Alexander Panneck ist leidenschaftlicher Fechter, durch und durch. 1986 begann er als ­Achtjähriger mit dem Sport und konnte sich bei seinem Heimverein, dem heutigen PSV Weimar, relativ schnell einen ­Namen machen. In seiner ­Al­tersklasse gehörte er früh zu den besten Nachwuchsfechtern der Region. Als logische Konsequenz folgte 1991 der Gang auf die Jenaer Sportschule. Bis zu seinem Abitur im Jahr 1997 hieß es fortan täglich Schule, Training, Hausaufgaben – und dann wieder von vorn.

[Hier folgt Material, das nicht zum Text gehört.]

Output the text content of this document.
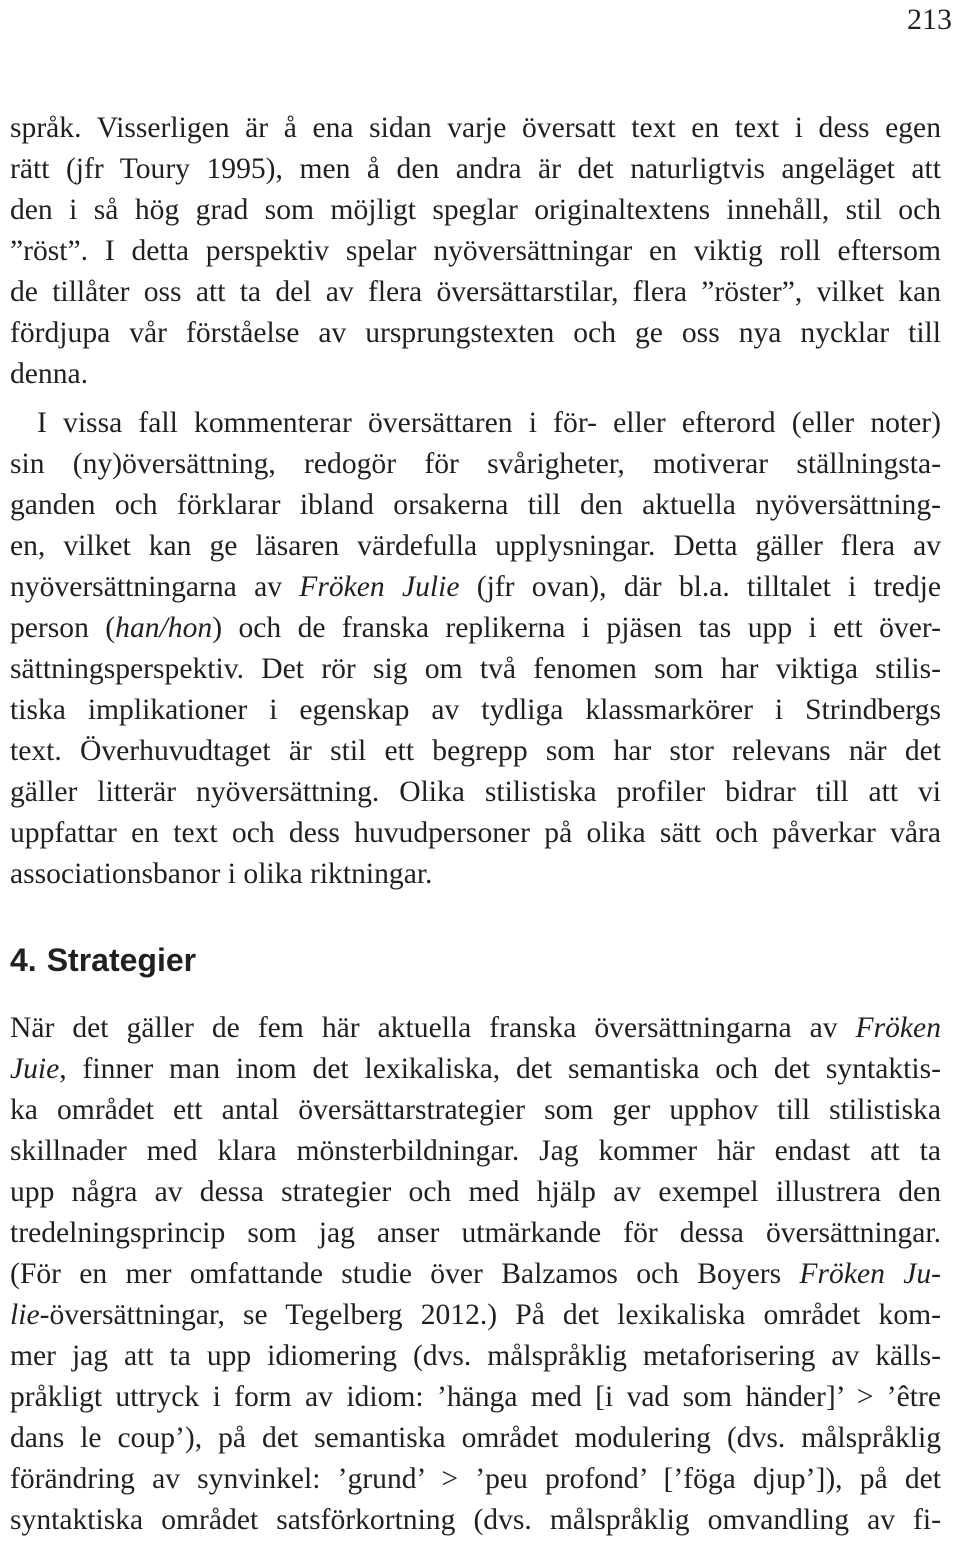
213
språk. Visserligen är å ena sidan varje översatt text en text i dess egen
rätt (jfr Toury 1995), men å den andra är det naturligtvis angeläget att
den i så hög grad som möjligt speglar originaltextens innehåll, stil och
”röst”. I detta perspektiv spelar nyöversättningar en viktig roll eftersom
de tillåter oss att ta del av flera översättarstilar, flera ”röster”, vilket kan
fördjupa vår förståelse av ursprungstexten och ge oss nya nycklar till
denna.
I vissa fall kommenterar översättaren i för- eller efterord (eller noter)
sin (ny)översättning, redogör för svårigheter, motiverar ställningsta-
ganden och förklarar ibland orsakerna till den aktuella nyöversättning-
en, vilket kan ge läsaren värdefulla upplysningar. Detta gäller flera av
nyöversättningarna av Fröken Julie (jfr ovan), där bl.a. tilltalet i tredje
person (han/hon) och de franska replikerna i pjäsen tas upp i ett över-
sättningsperspektiv. Det rör sig om två fenomen som har viktiga stilis-
tiska implikationer i egenskap av tydliga klassmarkörer i Strindbergs
text. Överhuvudtaget är stil ett begrepp som har stor relevans när det
gäller litterär nyöversättning. Olika stilistiska profiler bidrar till att vi
uppfattar en text och dess huvudpersoner på olika sätt och påverkar våra
associationsbanor i olika riktningar.
4. Strategier
När det gäller de fem här aktuella franska översättningarna av Fröken
Juie, finner man inom det lexikaliska, det semantiska och det syntaktis-
ka området ett antal översättarstrategier som ger upphov till stilistiska
skillnader med klara mönsterbildningar. Jag kommer här endast att ta
upp några av dessa strategier och med hjälp av exempel illustrera den
tredelningsprincip som jag anser utmärkande för dessa översättningar.
(För en mer omfattande studie över Balzamos och Boyers Fröken Ju-
lie-översättningar, se Tegelberg 2012.) På det lexikaliska området kom-
mer jag att ta upp idiomering (dvs. målspråklig metaforisering av källs-
pråkligt uttryck i form av idiom: ’hänga med [i vad som händer]’ > ’être
dans le coup’), på det semantiska området modulering (dvs. målspråklig
förändring av synvinkel: ’grund’ > ’peu profond’ [’föga djup’]), på det
syntaktiska området satsförkortning (dvs. målspråklig omvandling av fi-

Doch wie bei jedem jungen Leistungssportler kam auch für Panneck der Punkt, an dem er sich entscheiden musste: weiterhin alles für den Sport investieren oder den Weg der ­zukunftssicheren Berufsausbildung einschlagen. „Für mich war nach dem Abi klar, dass es in dieser Form mit dem Fechten nicht weitergeht. Nach dem Bund begann ich deshalb ein Studium zum Bauingenieur und mit dem Sport war erst einmal Schluss“, sagt der heute 41-Jährige mit Blick zurück.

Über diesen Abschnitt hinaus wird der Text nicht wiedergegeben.